Pardoner stand out among their peers in the Bay Area, where a thriving scene exists without a single dominant sound. “Sometimes we play shows where we’re like, ‘What are we doing on this bill?’” says van den Bergh. “There are a lot of really different sounds going on in the Bay Area right now but there’s a community in and of that.” They cite decidedly non-chaotic groups like Omni, Marbled Eye, and the Lemonheads as current influences, hinting that the future of Pardoner might be a little more pop than the songs on Uncontrollable Salvation.

“We’ve been trying to make music that’s enjoyable to hear on a melodic level,” Freeland deadpans.

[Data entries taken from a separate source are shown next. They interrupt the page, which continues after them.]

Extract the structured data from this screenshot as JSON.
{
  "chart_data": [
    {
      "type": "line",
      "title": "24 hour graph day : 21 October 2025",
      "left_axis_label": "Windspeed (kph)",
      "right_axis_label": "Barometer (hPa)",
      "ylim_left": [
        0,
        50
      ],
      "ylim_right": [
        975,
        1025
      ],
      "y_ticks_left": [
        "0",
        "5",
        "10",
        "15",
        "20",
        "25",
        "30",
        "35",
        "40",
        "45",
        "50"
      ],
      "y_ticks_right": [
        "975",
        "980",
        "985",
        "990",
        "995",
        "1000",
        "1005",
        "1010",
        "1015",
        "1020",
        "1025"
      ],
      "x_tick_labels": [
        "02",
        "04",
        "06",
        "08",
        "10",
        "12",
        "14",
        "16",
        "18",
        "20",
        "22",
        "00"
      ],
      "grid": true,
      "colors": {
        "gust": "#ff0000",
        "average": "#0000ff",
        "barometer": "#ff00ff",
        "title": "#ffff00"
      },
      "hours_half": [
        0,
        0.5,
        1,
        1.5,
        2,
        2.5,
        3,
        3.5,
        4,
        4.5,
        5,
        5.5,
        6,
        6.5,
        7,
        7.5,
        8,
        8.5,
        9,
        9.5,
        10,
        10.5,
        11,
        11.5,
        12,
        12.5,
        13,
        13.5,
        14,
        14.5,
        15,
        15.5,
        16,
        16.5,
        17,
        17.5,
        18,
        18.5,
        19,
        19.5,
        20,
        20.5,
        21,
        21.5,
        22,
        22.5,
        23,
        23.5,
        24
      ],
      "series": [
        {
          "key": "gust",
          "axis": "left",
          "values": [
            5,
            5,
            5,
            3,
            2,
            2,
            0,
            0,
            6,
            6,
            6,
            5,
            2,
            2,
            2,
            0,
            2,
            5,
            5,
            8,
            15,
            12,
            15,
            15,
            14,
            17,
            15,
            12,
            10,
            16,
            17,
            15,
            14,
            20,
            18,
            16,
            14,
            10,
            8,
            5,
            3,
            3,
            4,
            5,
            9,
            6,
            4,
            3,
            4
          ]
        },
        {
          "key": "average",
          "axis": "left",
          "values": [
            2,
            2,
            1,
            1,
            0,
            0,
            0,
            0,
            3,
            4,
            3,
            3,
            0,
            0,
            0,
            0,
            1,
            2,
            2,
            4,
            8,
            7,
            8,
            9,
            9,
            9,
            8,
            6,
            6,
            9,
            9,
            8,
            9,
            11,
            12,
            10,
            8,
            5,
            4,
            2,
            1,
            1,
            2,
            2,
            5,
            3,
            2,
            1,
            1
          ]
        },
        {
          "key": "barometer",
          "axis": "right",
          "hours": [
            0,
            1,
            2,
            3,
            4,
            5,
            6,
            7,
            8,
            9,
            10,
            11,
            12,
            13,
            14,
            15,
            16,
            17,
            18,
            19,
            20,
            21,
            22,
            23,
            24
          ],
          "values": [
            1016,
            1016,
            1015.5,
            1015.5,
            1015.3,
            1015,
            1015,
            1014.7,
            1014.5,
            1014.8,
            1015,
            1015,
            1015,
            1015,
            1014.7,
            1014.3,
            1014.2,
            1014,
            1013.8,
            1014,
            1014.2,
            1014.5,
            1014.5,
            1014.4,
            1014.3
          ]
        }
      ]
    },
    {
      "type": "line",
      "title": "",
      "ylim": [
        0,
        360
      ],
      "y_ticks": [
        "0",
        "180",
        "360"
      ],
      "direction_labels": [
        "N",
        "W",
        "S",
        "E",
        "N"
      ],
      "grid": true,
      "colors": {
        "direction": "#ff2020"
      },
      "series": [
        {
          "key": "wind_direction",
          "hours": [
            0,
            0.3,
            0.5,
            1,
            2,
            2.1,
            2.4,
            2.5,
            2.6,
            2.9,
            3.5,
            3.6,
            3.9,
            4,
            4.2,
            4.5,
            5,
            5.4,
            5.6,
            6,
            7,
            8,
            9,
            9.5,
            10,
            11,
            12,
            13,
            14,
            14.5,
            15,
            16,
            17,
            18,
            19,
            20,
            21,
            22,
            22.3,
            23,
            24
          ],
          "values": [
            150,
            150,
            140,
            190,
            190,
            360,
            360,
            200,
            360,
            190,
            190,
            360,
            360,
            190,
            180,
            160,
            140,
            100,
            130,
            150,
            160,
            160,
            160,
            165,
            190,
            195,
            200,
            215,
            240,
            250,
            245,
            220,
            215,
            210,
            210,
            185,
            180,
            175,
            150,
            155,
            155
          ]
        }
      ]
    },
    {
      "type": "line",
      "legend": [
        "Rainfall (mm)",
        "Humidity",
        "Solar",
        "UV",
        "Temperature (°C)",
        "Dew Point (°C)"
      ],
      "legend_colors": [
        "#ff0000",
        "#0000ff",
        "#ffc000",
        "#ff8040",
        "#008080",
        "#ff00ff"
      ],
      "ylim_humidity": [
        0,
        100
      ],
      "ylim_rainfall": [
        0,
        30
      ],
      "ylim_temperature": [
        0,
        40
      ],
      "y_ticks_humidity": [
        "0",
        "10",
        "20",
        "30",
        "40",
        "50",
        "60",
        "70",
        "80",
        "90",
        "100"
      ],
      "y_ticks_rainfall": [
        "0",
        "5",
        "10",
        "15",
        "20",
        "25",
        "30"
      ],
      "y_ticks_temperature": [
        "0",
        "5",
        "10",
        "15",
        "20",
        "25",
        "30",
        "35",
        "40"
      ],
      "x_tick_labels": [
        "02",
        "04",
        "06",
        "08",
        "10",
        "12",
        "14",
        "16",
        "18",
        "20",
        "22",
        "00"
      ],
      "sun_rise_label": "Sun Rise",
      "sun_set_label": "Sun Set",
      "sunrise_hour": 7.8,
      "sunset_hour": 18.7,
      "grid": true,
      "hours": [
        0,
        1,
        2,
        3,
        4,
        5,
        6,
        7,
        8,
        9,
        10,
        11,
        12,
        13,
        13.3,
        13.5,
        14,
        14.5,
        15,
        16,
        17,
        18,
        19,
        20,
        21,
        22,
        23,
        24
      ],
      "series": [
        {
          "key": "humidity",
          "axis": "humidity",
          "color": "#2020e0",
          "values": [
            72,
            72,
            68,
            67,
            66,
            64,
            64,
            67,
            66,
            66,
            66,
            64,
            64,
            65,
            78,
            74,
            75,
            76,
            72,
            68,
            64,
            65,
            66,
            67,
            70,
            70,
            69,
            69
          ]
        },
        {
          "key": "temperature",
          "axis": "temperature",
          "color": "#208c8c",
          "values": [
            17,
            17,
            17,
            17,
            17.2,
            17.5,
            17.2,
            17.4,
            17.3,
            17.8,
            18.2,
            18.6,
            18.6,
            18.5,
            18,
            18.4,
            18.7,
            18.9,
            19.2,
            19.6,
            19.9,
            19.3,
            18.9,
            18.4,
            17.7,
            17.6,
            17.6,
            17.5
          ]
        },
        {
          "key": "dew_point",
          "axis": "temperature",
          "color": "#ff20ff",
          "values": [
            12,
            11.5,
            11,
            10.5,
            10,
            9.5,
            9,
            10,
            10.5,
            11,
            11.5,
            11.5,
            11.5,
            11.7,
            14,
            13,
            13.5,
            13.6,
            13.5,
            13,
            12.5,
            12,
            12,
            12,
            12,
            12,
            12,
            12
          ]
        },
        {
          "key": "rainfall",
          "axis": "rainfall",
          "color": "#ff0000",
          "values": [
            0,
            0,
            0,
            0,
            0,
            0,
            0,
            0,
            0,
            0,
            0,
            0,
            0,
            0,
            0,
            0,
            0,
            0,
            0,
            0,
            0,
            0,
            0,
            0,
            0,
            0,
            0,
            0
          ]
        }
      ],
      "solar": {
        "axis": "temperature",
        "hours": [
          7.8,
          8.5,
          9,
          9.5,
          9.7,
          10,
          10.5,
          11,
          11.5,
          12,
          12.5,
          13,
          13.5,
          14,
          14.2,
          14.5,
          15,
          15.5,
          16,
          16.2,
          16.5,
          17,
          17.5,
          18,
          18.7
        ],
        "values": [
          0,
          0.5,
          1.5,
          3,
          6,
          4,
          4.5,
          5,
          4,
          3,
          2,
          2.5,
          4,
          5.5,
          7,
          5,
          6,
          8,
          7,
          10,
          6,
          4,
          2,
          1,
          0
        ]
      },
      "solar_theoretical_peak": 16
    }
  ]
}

In fact, they already have. A few songs on Uncontrollable Salvation, like “Labrador” and the title track, reveal a debt to the twisted, sometimes dissonant yet always melodic alt-rock of Helium, of whom they are also big fans. “Carousel of Punishment,” in particular, sounds like a Pirate Prude outtake.

“Mary Timony is one of the best of all time,” says Freeland. “She does such crazy shit, she plays notes I never think about. It seems super medieval and scary sometimes. I really like that song ‘Superball.’ The tones on it are so gross and uncomfortable sounding.”

When forced to describe their sound in the current moment, the band begins throwing out meaningless comparisons, mocking critics who rely on well-known yet ultimately generic signifiers like Sonic Youth to pinpoint their sound.

“We should just say we sound like Passion Pit,” says William. “Mastodon and Passion Pit.

Then Freeland cracks yet another joke: “We’re like the lovechild of the Byrds and Sleep.”

The band immediately break into laughter.

“That’s actually accurate. Good job, Max!”